Mary Baader Kaley is joining us today to talk about her novel, Burrowed. Here’s the publisher’s description:
In the distant future, a genetic plague has separated humanity in two – Subterraneans who live in underground burrows to protect their health, and strong surface-dwelling Omniterraneans.
Zuzan Cayan, a brilliant Subter girl with “light blindness,” is about to leave the safety of her burrow and earn a living. With her low life expectancy, however, her options are slim. That is until she’s offered the chance of a lifetime to study the population’s broken genetic code, fix the divide and reunite the world once again.
But when a new virus turns fatal for the Omnits, Zuzan must find a cure or humanity won’t simply remain separate, it will become extinct.
With enemies on all sides, Zuzan must hold on to the light at the end of the tunnel – or risk the world falling into darkness.

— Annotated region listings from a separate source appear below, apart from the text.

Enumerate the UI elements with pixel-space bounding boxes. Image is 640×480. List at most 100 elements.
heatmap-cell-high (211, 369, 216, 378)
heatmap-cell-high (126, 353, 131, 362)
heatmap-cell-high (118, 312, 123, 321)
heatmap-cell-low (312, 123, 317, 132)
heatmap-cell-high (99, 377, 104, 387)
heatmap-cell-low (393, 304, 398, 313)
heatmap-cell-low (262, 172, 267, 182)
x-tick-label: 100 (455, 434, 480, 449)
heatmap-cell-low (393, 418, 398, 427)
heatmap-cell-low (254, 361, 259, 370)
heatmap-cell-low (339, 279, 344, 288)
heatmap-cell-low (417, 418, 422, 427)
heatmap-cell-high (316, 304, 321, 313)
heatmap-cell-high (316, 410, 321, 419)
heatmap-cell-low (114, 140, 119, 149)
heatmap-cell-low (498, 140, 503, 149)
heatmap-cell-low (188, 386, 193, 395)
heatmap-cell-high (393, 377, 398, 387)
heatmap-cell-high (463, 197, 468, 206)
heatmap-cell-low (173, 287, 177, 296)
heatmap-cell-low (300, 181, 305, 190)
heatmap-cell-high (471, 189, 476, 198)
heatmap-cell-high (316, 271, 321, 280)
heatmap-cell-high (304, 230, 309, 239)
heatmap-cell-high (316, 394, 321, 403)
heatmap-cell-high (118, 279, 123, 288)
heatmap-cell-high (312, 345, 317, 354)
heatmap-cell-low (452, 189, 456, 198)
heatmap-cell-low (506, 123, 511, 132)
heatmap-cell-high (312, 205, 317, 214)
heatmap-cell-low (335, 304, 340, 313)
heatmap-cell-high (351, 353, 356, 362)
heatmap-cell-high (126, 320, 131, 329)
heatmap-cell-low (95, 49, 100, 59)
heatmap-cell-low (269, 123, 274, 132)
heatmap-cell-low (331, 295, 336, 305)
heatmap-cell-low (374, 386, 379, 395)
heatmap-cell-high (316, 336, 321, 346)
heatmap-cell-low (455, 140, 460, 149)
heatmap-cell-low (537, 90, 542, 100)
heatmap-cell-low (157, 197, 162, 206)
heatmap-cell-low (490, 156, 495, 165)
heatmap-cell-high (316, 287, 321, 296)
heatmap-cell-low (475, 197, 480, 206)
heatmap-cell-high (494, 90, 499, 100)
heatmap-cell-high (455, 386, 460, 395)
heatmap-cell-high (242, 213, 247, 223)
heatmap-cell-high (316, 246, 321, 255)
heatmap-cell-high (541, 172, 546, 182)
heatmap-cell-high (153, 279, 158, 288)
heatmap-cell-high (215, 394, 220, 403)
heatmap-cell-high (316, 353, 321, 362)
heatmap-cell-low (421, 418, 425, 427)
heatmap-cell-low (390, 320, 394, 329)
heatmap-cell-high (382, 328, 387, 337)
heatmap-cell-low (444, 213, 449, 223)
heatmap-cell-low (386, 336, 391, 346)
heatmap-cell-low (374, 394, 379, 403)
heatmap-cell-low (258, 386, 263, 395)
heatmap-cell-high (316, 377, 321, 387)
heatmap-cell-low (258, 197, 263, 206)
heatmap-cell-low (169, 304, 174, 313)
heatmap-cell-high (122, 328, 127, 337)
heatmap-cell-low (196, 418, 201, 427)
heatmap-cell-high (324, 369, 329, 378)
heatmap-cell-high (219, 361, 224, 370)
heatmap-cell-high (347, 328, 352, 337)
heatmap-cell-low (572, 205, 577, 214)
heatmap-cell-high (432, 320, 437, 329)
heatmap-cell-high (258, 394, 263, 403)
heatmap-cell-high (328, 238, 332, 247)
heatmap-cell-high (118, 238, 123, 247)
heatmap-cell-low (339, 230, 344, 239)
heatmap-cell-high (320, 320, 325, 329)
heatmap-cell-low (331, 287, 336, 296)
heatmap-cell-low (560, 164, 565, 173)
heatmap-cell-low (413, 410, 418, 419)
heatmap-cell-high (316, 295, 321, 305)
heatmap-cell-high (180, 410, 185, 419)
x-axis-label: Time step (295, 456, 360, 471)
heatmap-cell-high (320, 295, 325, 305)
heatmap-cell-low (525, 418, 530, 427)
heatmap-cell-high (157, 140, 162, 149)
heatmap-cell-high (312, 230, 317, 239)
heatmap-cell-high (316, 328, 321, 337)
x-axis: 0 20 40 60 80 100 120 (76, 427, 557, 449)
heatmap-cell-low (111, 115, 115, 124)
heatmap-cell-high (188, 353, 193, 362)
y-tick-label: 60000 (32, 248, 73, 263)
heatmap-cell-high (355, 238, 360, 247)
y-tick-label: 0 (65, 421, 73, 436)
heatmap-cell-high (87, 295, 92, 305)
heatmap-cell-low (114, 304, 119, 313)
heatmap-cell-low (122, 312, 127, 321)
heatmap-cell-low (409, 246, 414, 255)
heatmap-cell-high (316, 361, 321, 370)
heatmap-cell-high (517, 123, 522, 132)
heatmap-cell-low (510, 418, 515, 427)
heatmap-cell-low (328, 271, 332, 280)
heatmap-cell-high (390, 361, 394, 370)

What’s Mary’s favorite bit?
Mary Baader Kaley
Mines and subways may be some of the most boring underground structures in use today. But if you convert these structures into something else, well, then you have something intriguing. The underground world at the core of Burrowed is my most favorite bit among many favorite bits. Some readers of the story have asked intelligent questions about this world, and several questions about whether a subterranean world could possibly exist. How long would it take to build? How does anyone get air? How is it reinforced? What about flooding? How do people get enough vitamin D? I get it. It’s hard to imagine, and difficult to swallow. Honestly, I love these questions because it’s a fantastic opening to look at amazing structures all over the world already built underground. The more I researched, the more I realized how much our current and past subterranean communities completely blew my mind.
In Burrowed, it’s the weakest people who are forced to live underground, to isolate themselves from the sicknesses that threaten their survival at the surface. Above ground is associated with exposure to something dangerous. Maybe I’ve fixated on the notion that “underground” equates to safety because I grew up in the Midwest United States where tornadoes frequently sent us into our basements until the funnel clouds passed.
In ancient times, people went underground to escape the brutality of war, hiding from enemy attacks from clashing groups. Derinkuyu is a massive, multi-level underground city in Turkey dating back to circa 370 BCE that could house 20,000 or more people including their livestock for months at a time. The malleable rock in that region paired with a lack of water in the ground made it all possible. There’s an echo of this in Burrowed, where enemies attempt to raid and bomb the burrows.
The Mole People of New York City (among other major cities) have been studied for several decades now. These people carve out homes in nooks and crannies of abandoned subway tunnels, furnishing these areas with everything they need. Some even figure out how to string electricity down there. The tunnels provide them with shelter from the elements, a space to call their own, and perhaps freedom from the high cost of traditional housing.
Modern day Finland boasts an entire subterranean city underneath Helsinki, big enough for 900,000 citizens to be able to shelter for weeks in the case of a nuclear war. Thousands of individual bunkers are attached through an intricate tunnel system. Anyone who grew up in the height of the cold-war era may know someone who built their own personal bunker. It kind of makes me wonder why more of these types of underground communal safe houses don’t exist everywhere.
Canadians have an opportunity to escape their bitter winters by visiting their Underground City known as RESO, a multi-level and intricately tunneled area under Montreal. A half million people per day visit its shops, offices, theaters, universities, and residential units. Australians also have harsh weather to endure, so they’ve built “dugouts” underground to escape the extreme heat and dust storms in Coober Pedy. We don’t actually need an apocalyptic story to wait for people to burrow under the earth for cover—because people already are living, breathing, eating, and working there now.
Because the main characters in Burrowed work in underground laboratories, I can’t help but mention that numerous underground scientific facilities are currently in use, such as the Sanford Underground Research Facility in South Dakota, where experiments on things that can only be studied deep below the surface, like dark matter, are conducted.So when someone side-eyes me and questions where the theoretical first generation of Subterranean people in Burrowed’s history went to live, my answer is simple. They lived in the structures that already exist, expanding onto them over future generations. While I’d love to take credit for coming up with such a cool underground world, I can’t. But I can surely make it a favorite bit in my story.
Mary Baader Kaley loves the sound of spring crickets, the Midwestern colors of fall, and shady porches in between. She spends summers healing her soul over long walks while smiling into the sun. On any given day, you’ll find her laughing with family and friends, binge-watching shows, reading while sneaking bites of chocolate, or warming her bones by a fire.